His voice is the same. If we die with our souls and personalities intact, and then become gods, it’s reasonable to think that the god who was man is still the same man.
He could probably change his voice if he wanted to, but his is the one we’re used to. Is he telling a story, though? Or has he already told it through creating us (to embody chunks of intelligences)?
I wrote a post some time ago and claimed that I am god (part 1) and I am God (part 2). Part 2 speaks more to this post, i.e., “I want to read characters who look like me.”
That’s not God’s voice. It’s the voice of the humans wielding the pen and/or the translator with his grasp of language.
Fairy tales and anything that evolved from an oral storytelling tradition, with a message that needed to be reinforced and retained.

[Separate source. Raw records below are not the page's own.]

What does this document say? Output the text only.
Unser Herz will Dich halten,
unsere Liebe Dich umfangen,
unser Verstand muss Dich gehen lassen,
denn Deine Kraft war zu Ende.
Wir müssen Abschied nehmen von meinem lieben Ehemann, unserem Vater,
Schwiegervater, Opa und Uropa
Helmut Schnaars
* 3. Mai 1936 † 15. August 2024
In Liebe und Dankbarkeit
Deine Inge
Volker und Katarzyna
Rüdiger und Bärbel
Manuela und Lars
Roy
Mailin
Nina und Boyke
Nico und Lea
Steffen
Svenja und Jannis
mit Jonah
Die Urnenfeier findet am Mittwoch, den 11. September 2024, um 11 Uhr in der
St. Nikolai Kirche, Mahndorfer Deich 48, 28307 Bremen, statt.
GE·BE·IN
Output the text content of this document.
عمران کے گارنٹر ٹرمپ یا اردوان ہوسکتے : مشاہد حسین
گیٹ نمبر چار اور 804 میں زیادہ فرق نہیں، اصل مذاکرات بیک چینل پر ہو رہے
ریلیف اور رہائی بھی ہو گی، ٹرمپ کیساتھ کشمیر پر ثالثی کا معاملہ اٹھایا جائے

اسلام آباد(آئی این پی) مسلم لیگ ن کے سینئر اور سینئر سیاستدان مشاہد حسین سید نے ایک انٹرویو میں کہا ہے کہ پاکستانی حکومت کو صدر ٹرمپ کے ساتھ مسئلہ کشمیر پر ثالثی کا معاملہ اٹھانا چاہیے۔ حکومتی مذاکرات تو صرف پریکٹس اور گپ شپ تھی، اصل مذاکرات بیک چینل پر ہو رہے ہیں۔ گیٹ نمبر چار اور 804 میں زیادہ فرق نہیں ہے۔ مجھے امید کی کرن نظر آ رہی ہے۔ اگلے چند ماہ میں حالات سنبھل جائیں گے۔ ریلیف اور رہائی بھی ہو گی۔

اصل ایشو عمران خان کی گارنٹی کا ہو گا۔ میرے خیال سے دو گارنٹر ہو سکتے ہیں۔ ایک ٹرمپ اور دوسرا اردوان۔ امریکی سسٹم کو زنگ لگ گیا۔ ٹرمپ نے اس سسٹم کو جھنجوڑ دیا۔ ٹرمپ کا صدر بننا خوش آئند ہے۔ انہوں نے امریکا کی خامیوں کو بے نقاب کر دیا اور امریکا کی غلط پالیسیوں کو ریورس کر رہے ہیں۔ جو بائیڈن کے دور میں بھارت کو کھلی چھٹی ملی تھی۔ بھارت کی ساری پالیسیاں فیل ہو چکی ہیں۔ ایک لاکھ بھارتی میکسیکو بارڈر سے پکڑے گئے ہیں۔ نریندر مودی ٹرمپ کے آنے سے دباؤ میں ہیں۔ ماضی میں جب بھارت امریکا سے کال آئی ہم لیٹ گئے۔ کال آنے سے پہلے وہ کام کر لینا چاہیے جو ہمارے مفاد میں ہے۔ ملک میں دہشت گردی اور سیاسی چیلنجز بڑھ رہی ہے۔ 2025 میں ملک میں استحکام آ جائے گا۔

Obviously my focus is on the storytelling and the didacticism within any given novel’s story (even if the author didn’t intend it).
I am God (part 2).
How do you read? Do you read words or do you see a movie in your head? That’s not a rhetorical question because I find vast differences in reading preferences between those who read words and those who see a movie in their heads as they read.
My favorite novels change with my mood, but my stable of favorite storytellers does not (necessarily): Laura Ingalls Wilder, Tom Wolfe, Neal Stephenson, Umberto Eco, Christopher Moore. There are books I cherish whose authors I don’t remember (or care).
I like this:
“His voice is the same. If we die with our souls and personalities intact, and then become gods, it’s reasonable to think that the god who was man is still the same man.

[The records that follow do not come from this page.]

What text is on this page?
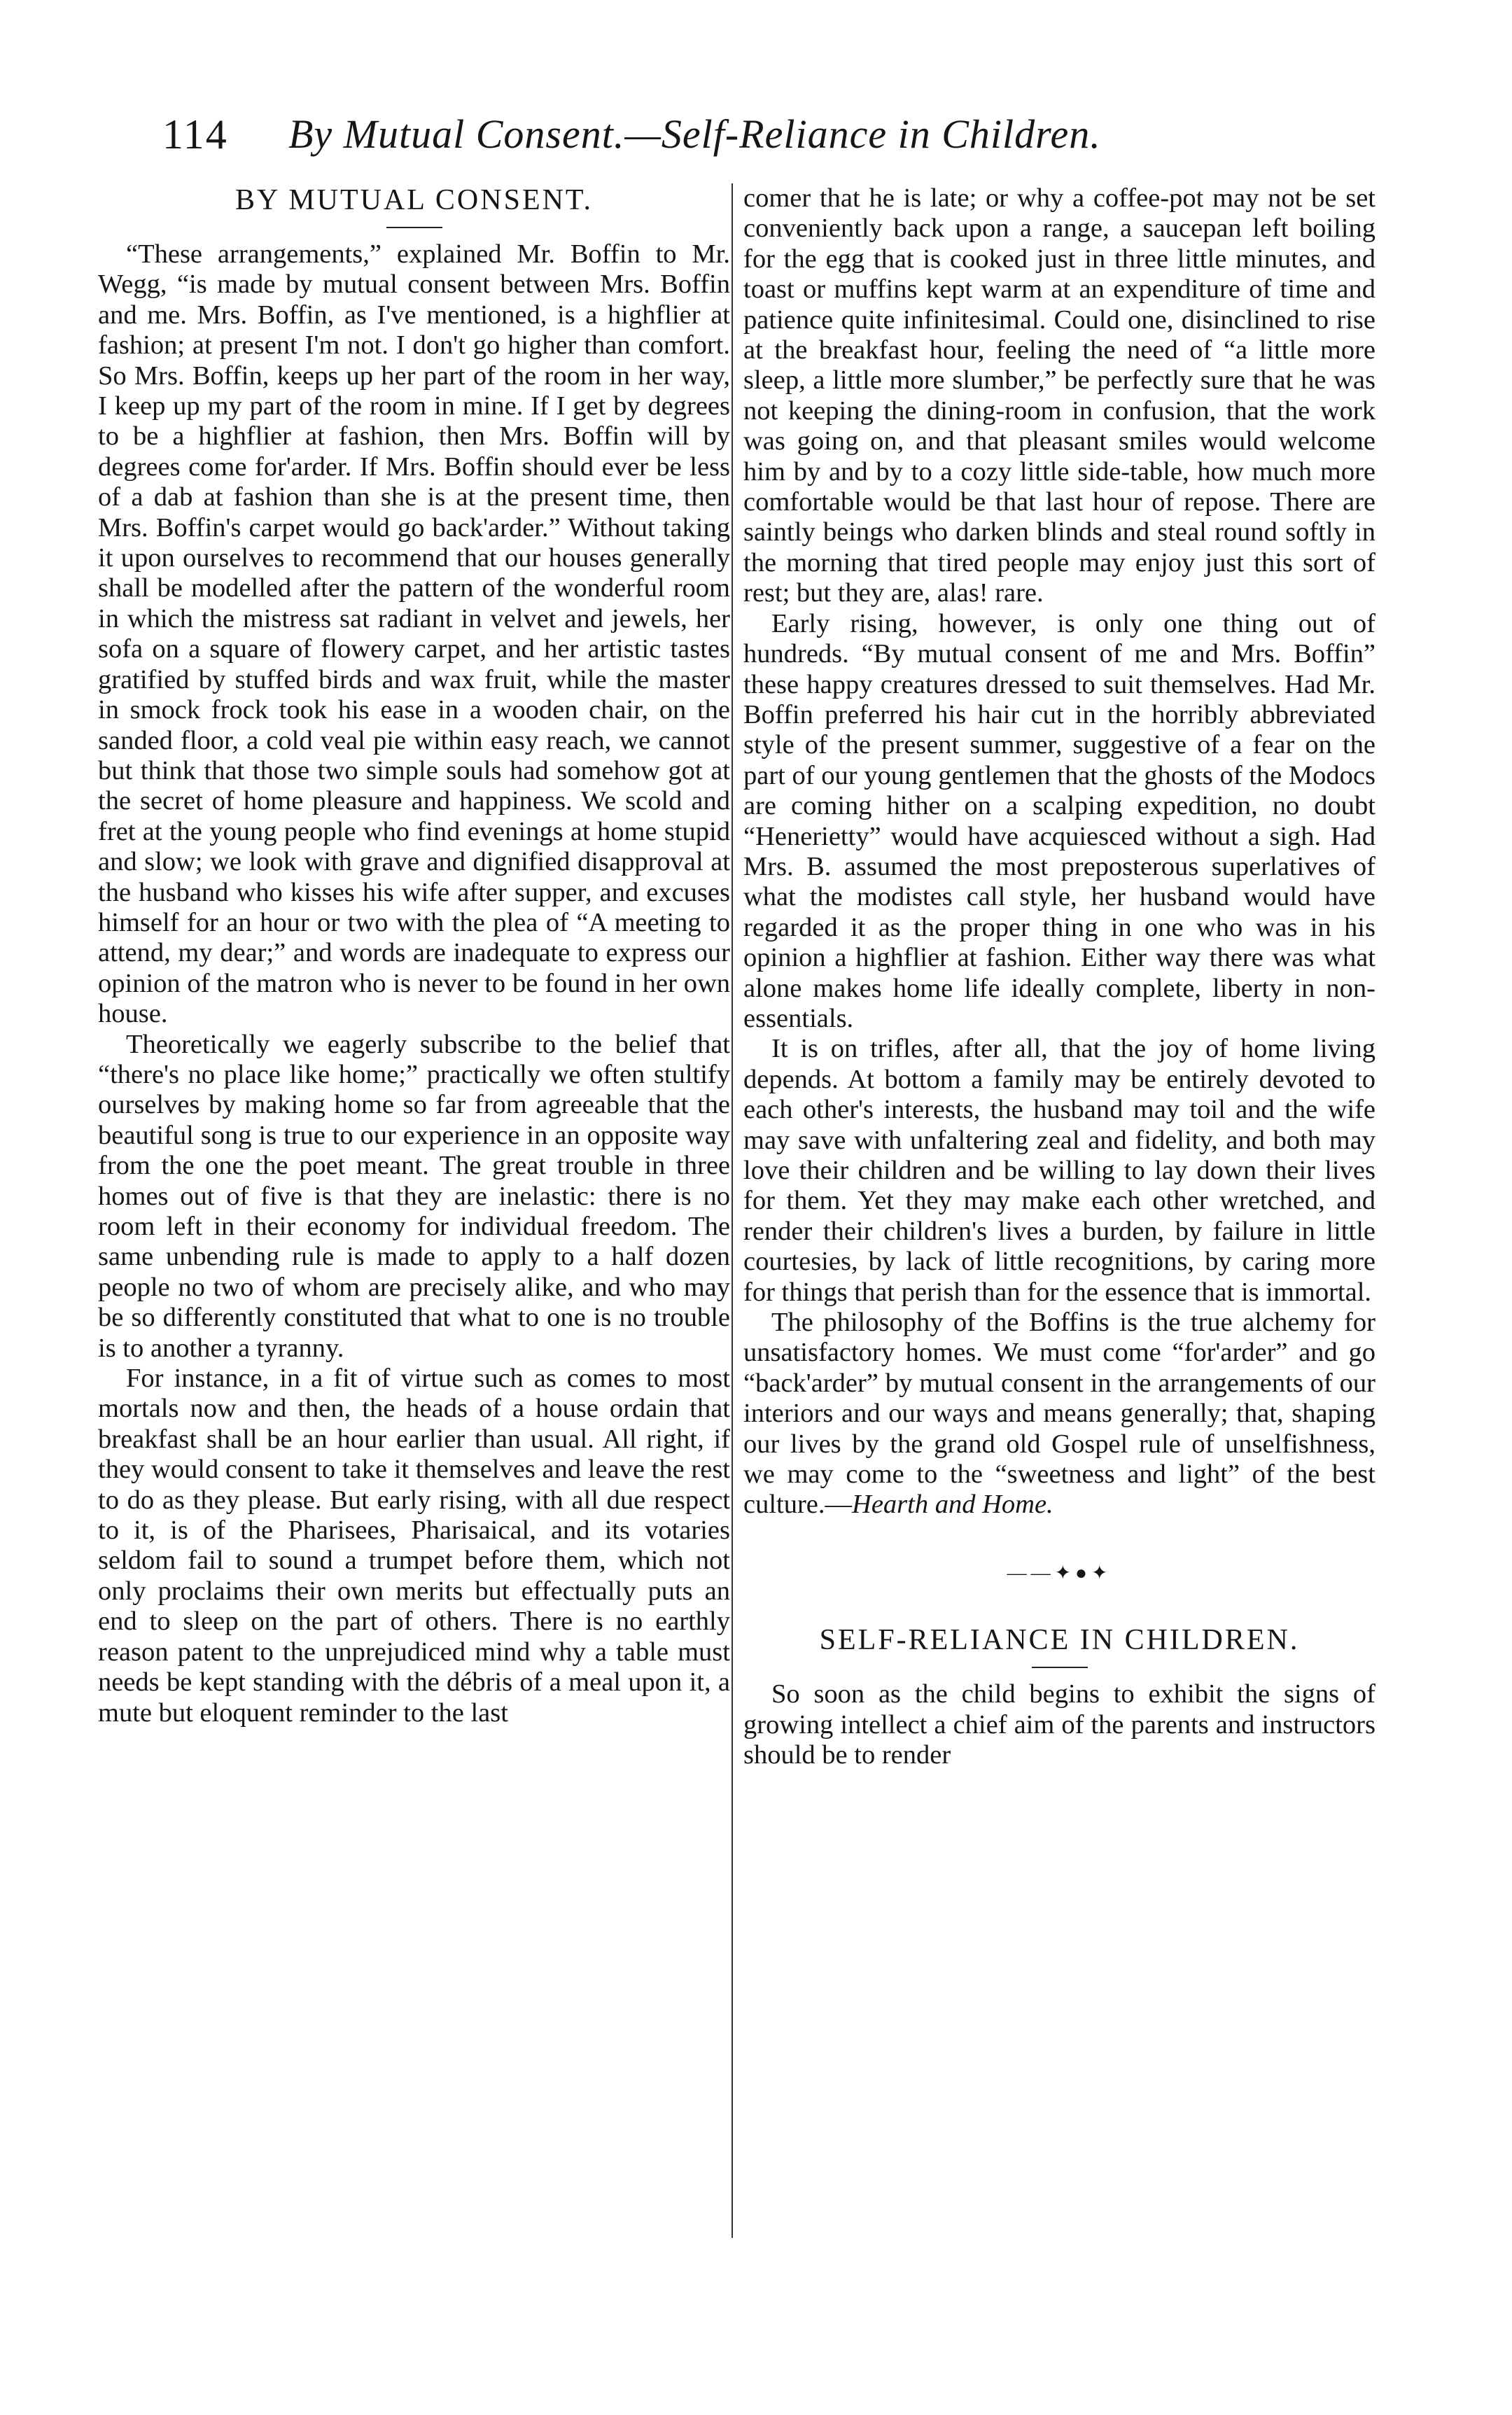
114 By Mutual Consent.—Self-Reliance in Children.
BY MUTUAL CONSENT.

“These arrangements,” explained Mr. Boffin to Mr. Wegg, “is made by mutual consent between Mrs. Boffin and me. Mrs. Boffin, as I've mentioned, is a highflier at fashion; at present I'm not. I don't go higher than comfort. So Mrs. Boffin, keeps up her part of the room in her way, I keep up my part of the room in mine. If I get by degrees to be a highflier at fashion, then Mrs. Boffin will by degrees come for'arder. If Mrs. Boffin should ever be less of a dab at fashion than she is at the present time, then Mrs. Boffin's carpet would go back'arder.” Without taking it upon ourselves to recommend that our houses generally shall be modelled after the pattern of the wonderful room in which the mistress sat radiant in velvet and jewels, her sofa on a square of flowery carpet, and her artistic tastes gratified by stuffed birds and wax fruit, while the master in smock frock took his ease in a wooden chair, on the sanded floor, a cold veal pie within easy reach, we cannot but think that those two simple souls had somehow got at the secret of home pleasure and happiness. We scold and fret at the young people who find evenings at home stupid and slow; we look with grave and dignified disapproval at the husband who kisses his wife after supper, and excuses himself for an hour or two with the plea of “A meeting to attend, my dear;” and words are inadequate to express our opinion of the matron who is never to be found in her own house.

Theoretically we eagerly subscribe to the belief that “there's no place like home;” practically we often stultify ourselves by making home so far from agreeable that the beautiful song is true to our experience in an opposite way from the one the poet meant. The great trouble in three homes out of five is that they are inelastic: there is no room left in their economy for individual freedom. The same unbending rule is made to apply to a half dozen people no two of whom are precisely alike, and who may be so differently constituted that what to one is no trouble is to another a tyranny.

For instance, in a fit of virtue such as comes to most mortals now and then, the heads of a house ordain that breakfast shall be an hour earlier than usual. All right, if they would consent to take it themselves and leave the rest to do as they please. But early rising, with all due respect to it, is of the Pharisees, Pharisaical, and its votaries seldom fail to sound a trumpet before them, which not only proclaims their own merits but effectually puts an end to sleep on the part of others. There is no earthly reason patent to the unprejudiced mind why a table must needs be kept standing with the débris of a meal upon it, a mute but eloquent reminder to the last

comer that he is late; or why a coffee-pot may not be set conveniently back upon a range, a saucepan left boiling for the egg that is cooked just in three little minutes, and toast or muffins kept warm at an expenditure of time and patience quite infinitesimal. Could one, disinclined to rise at the breakfast hour, feeling the need of “a little more sleep, a little more slumber,” be perfectly sure that he was not keeping the dining-room in confusion, that the work was going on, and that pleasant smiles would welcome him by and by to a cozy little side-table, how much more comfortable would be that last hour of repose. There are saintly beings who darken blinds and steal round softly in the morning that tired people may enjoy just this sort of rest; but they are, alas! rare.

Early rising, however, is only one thing out of hundreds. “By mutual consent of me and Mrs. Boffin” these happy creatures dressed to suit themselves. Had Mr. Boffin preferred his hair cut in the horribly abbreviated style of the present summer, suggestive of a fear on the part of our young gentlemen that the ghosts of the Modocs are coming hither on a scalping expedition, no doubt “Henerietty” would have acquiesced without a sigh. Had Mrs. B. assumed the most preposterous superlatives of what the modistes call style, her husband would have regarded it as the proper thing in one who was in his opinion a highflier at fashion. Either way there was what alone makes home life ideally complete, liberty in non-essentials.

It is on trifles, after all, that the joy of home living depends. At bottom a family may be entirely devoted to each other's interests, the husband may toil and the wife may save with unfaltering zeal and fidelity, and both may love their children and be willing to lay down their lives for them. Yet they may make each other wretched, and render their children's lives a burden, by failure in little courtesies, by lack of little recognitions, by caring more for things that perish than for the essence that is immortal.

The philosophy of the Boffins is the true alchemy for unsatisfactory homes. We must come “for'arder” and go “back'arder” by mutual consent in the arrangements of our interiors and our ways and means generally; that, shaping our lives by the grand old Gospel rule of unselfishness, we may come to the “sweetness and light” of the best culture.—Hearth and Home.

——✦●✦
SELF-RELIANCE IN CHILDREN.

So soon as the child begins to exhibit the signs of growing intellect a chief aim of the parents and instructors should be to render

He could probably change his voice if he wanted to, but his is the one we’re used to. Is he telling a story, though? Or has he already told it through creating us (to embody chunks of intelligences)?”
Responding to Moriah: When I read, I hear the words in my head, but do not see a movie. Is that “reading words” as you mean it?
I’d enjoy hearing more about your observations about how the way we process texts affects what we look for in novels. For myself, I *think* that my auditory inclinations have to do with why I tend to enjoy reading dialogue and skim over physical description. But that’s only a guess.
Excellent thoughts. (I’m sorry I didn’t read & reply sooner, but it took me a while before I had a slab of time and the right mindframe to devote to it.)
What are the necessary conditions of a novel, for me? Here’s a stab:
– Hope
– Characters I like
– Growth and lessons learned
– An expanded sense of the potential and possibilities of the world around me
All of these have asterisks and conditions. Thus, for example, hope is valueless if it’s not in at least a semi-real context of loss and paid prices. Taken together, these probably give a sense of why I tend to like good science fiction and fantasy.
I would add that for me at least, the vicarious experience of reading a novel can be as draining as real life upon occasion, or more so. As a result, reading novels has actually become something that takes increasing effort as I get older, even as I potentially get more out of them.